Pain is also prevalent. It's often hard to tell if your dog is in pain, so watch for:

  • Growling, snapping or whining, especially when touched
  • Lack of appetite
  • Lethargy and weakness
  • Refusal to get up or join in activities

You should also watch for:

  • Excessive grooming of areas of the body, particularly the abdomen
  • Rapid breathing
  • Urination or defecating indoors
  • Weight loss

Treatments for Stomach Cancer in Dogs

The diagnosis of stomach cancer is made through X-rays or ultrasounds. Blood tests and biopsies will confirm the presence of cancer and often the type of tumor.

Surgical removal of the tumors is advised in cases where the tumor doesn't seem to have spread.
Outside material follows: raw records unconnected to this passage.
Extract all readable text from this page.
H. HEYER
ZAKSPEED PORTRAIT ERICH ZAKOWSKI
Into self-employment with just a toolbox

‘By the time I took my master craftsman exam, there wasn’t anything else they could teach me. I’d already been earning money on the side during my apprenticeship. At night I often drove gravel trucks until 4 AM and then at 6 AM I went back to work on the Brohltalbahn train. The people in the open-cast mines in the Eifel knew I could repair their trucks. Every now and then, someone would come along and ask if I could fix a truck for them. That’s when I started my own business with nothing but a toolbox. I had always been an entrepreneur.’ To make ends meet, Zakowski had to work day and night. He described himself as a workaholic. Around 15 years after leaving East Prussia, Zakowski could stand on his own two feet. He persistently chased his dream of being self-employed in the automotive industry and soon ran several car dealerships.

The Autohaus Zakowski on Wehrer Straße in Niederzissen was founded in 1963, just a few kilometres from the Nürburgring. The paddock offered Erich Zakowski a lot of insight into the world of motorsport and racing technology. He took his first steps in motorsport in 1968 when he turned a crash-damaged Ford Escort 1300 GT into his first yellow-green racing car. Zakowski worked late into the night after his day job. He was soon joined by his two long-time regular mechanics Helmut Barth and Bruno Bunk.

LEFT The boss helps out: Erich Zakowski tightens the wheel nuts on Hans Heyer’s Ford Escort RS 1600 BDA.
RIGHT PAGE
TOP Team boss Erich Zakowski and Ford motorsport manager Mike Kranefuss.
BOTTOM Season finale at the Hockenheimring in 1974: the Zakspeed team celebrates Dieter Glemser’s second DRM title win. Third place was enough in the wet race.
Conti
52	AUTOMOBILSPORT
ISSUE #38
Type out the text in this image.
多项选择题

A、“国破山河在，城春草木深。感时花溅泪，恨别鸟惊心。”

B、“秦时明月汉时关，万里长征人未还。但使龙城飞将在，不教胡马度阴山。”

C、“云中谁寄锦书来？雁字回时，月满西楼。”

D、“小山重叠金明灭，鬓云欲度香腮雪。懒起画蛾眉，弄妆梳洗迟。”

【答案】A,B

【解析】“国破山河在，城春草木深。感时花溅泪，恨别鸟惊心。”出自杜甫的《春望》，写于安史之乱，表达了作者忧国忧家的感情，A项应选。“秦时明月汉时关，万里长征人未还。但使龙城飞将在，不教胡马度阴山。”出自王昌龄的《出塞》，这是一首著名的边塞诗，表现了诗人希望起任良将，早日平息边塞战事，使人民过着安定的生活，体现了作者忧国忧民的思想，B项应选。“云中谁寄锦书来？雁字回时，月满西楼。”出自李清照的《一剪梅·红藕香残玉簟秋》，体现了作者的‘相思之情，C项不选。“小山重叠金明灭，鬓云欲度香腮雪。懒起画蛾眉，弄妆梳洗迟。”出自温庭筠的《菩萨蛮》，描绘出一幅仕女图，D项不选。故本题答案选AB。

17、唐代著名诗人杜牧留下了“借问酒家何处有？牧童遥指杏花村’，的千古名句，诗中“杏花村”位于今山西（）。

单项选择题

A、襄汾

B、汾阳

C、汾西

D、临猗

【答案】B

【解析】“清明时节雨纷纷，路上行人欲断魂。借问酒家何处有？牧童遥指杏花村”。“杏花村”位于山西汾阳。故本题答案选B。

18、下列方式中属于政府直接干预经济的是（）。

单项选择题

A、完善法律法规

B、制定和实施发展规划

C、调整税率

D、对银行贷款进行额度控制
Removal of the tumor helps restore the proper flow of food in and out of the stomach cavity. Chemotherapy and radiation are rarely used.

Dietary Measures for a Dog with Stomach Cancer

Dogs with cancer lose a large amount of their body weight in a short time. Therefore, a dog's diet is important to keep his immune system functioning properly. Foods rich in quality protein, antioxidants and limited sugars from carbohydrates are recommended.